- FBI informants claimed the movie was a vessel for communist messages
- Claimed screenwriters Albert Hackett and Frances Goodrich associated with known communists
- Report was part of 2,000 page document compiled about communist ‘influence’ in Hollywood
PUBLISHED: 21:40 EST, 23 December 2013 | UPDATED: 02:16 EST, 24 December 2013
‘It’s a Wonderful Life’ is a Christmas classic – adored by families and praised by critics as one of the best American movies ever made.
But in 1946, when the movie came out, the FBI labelled it as subversive – a vessel for communist propaganda.
During the Red Scare after World War II, FBI informants claimed the film’s portrayal of wealthy banker Mr Potter as a greedy villain was a sure sign of communist influence.
Recently-published FBI documents also reveal that investigators had their eye on ‘It’s a Wonderful Life’ and screenwriters Albert Hackett and Frances Goodrich, a husband and wife duo who were accused of associating with known communists.
‘With regard to “It’s a Wonderful Life,” [informant names redacted] stated in substance that the files represented a rather obvious attempt to discredit bankers by casting Lionel Barrymore as a “scrooge-type” so that he would be the most hated man in the picture,’ according to a 2,000-page FBI report called ‘Communist Infiltration in the Motion Picture Industry’ that was assembled between 1942 and 1958.
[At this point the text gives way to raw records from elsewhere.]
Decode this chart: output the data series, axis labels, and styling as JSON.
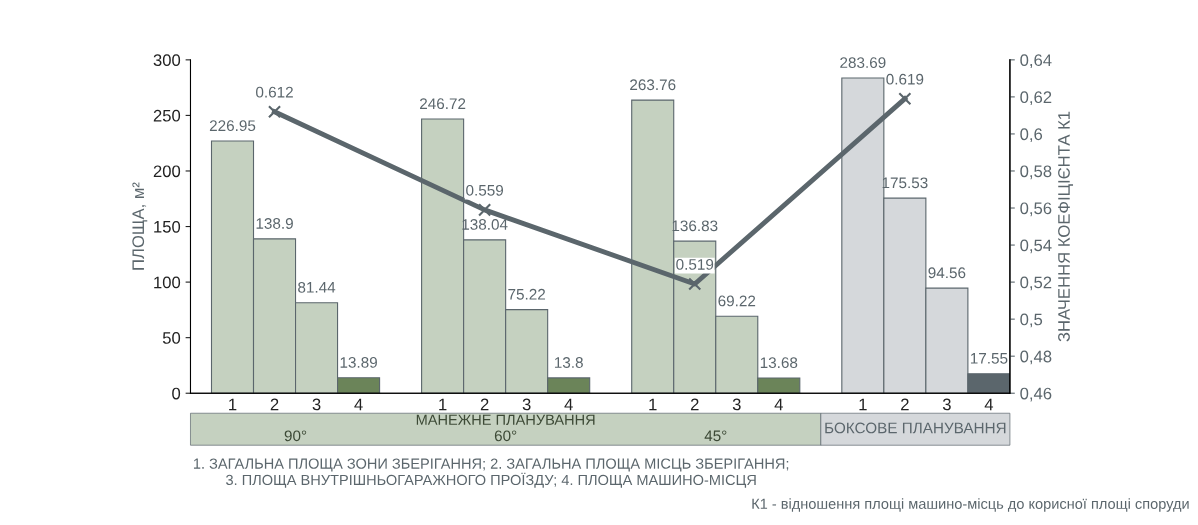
{
  "chart_data": {
    "type": "bar",
    "ylabel": "ПЛОЩА, м²",
    "y2label": "ЗНАЧЕННЯ КОЕФІЦІЄНТА К1",
    "categories": [
      "1",
      "2",
      "3",
      "4",
      null,
      "1",
      "2",
      "3",
      "4",
      null,
      "1",
      "2",
      "3",
      "4",
      null,
      "1",
      "2",
      "3",
      "4"
    ],
    "series": [
      {
        "values": [
          226.95,
          138.9,
          81.44,
          13.89,
          null,
          246.72,
          138.04,
          75.22,
          13.8,
          null,
          263.76,
          136.83,
          69.22,
          13.68,
          null,
          283.69,
          175.53,
          94.56,
          17.55
        ],
        "colors": [
          "#c5d1c0",
          "#c5d1c0",
          "#c5d1c0",
          "#6b8459",
          null,
          "#c5d1c0",
          "#c5d1c0",
          "#c5d1c0",
          "#6b8459",
          null,
          "#c5d1c0",
          "#c5d1c0",
          "#c5d1c0",
          "#6b8459",
          null,
          "#d5d8db",
          "#d5d8db",
          "#d5d8db",
          "#5b666c"
        ]
      },
      {
        "type": "line",
        "axis": "y2",
        "color": "#5b666c",
        "marker": "cross",
        "values": [
          null,
          0.612,
          null,
          null,
          null,
          null,
          0.559,
          null,
          null,
          null,
          null,
          0.519,
          null,
          null,
          null,
          null,
          0.619,
          null,
          null
        ]
      }
    ],
    "data_labels": true,
    "ylim": [
      0,
      300
    ],
    "yticks": [
      0,
      50,
      100,
      150,
      200,
      250,
      300
    ],
    "y2lim": [
      0.46,
      0.64
    ],
    "y2ticks": [
      {
        "value": 0.46,
        "label": "0,46"
      },
      {
        "value": 0.48,
        "label": "0,48"
      },
      {
        "value": 0.5,
        "label": "0,5"
      },
      {
        "value": 0.52,
        "label": "0,52"
      },
      {
        "value": 0.54,
        "label": "0,54"
      },
      {
        "value": 0.56,
        "label": "0,56"
      },
      {
        "value": 0.58,
        "label": "0,58"
      },
      {
        "value": 0.6,
        "label": "0,6"
      },
      {
        "value": 0.62,
        "label": "0,62"
      },
      {
        "value": 0.64,
        "label": "0,64"
      }
    ],
    "grid": false,
    "legend": false,
    "annotations": [
      "МАНЕЖНЕ ПЛАНУВАННЯ",
      "90°",
      "60°",
      "45°",
      "БОКСОВЕ ПЛАНУВАННЯ",
      "1. ЗАГАЛЬНА ПЛОЩА ЗОНИ ЗБЕРІГАННЯ; 2. ЗАГАЛЬНА ПЛОЩА МІСЦЬ ЗБЕРІГАННЯ;\n3. ПЛОЩА ВНУТРІШНЬОГАРАЖНОГО ПРОЇЗДУ; 4. ПЛОЩА МАШИНО-МІСЦЯ",
      "К1 - відношення площі машино-місць до корисної площі споруди"
    ]
  }
}
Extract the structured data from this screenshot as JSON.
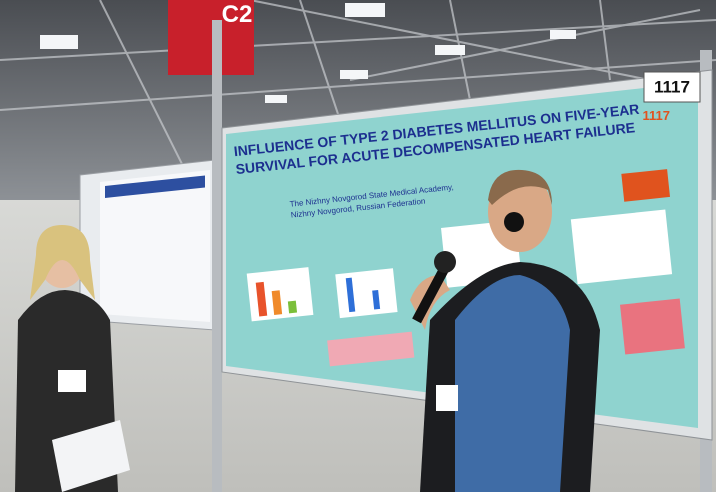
{
  "signs": {
    "hall": "C2",
    "board_number": "1117"
  },
  "poster": {
    "number": "1117",
    "title": [
      "INFLUENCE OF TYPE 2 DIABETES MELLITUS ON FIVE-YEAR",
      "SURVIVAL FOR ACUTE DECOMPENSATED HEART FAILURE"
    ],
    "affiliation": [
      "The Nizhny Novgorod State Medical Academy,",
      "Nizhny Novgorod, Russian Federation"
    ]
  }
}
‘This, according to these sources, is a common trick used by communists.’
The declassified FBI files were unearthed by writer John Sbardellati in his 2012 book ‘J. Edgar Hoover Goes to the Movies: The FBI and the Origins of Hollywood’s Cold War.’
‘It’s a Wonderful Life’ stars Jimmy Stewart as a small-town loan officer whose $8,000 deposit, enough to bankrupt his savings and loan company, is stolen by Mr Henry Potter, the greedy head of the local bank. Just as Stewart’s character, George Bailey, is about to commit suicide, his guardian angel appears and shows him what life in his town of Bedford Falls would be life if he had never lived.
The Christmas classic was nominated for six Academy Awards, including best picture, best director and best actor. It has also been ranked No. 11 on the American Film Institute’s top 100 American films.
However, a group convened by J. Edgard Hoover’s Los Angeles FBI field office found it to be dangerous propaganda, according to media blog Aphelis.
The anonymous circle of screenwriters targeted both the writers and the film itself. ‘It’s a Wonderful Life’ and other films were targeted under a film regime designed by Ayn Rand, the ‘Atlas Shrugged’ writer who has become an icon for some libertarian conservatives in recent years, according to Aphelis.
the writers Frances Goodrich and Albert Hackett were very close to known Communists and on one occasion in the recent past… practically lived with known Communists and were observed eating luncheon daily with such Communists as Lester Cole, screenwriter, and Early Robinson, screenwriter,’ the FBI document says.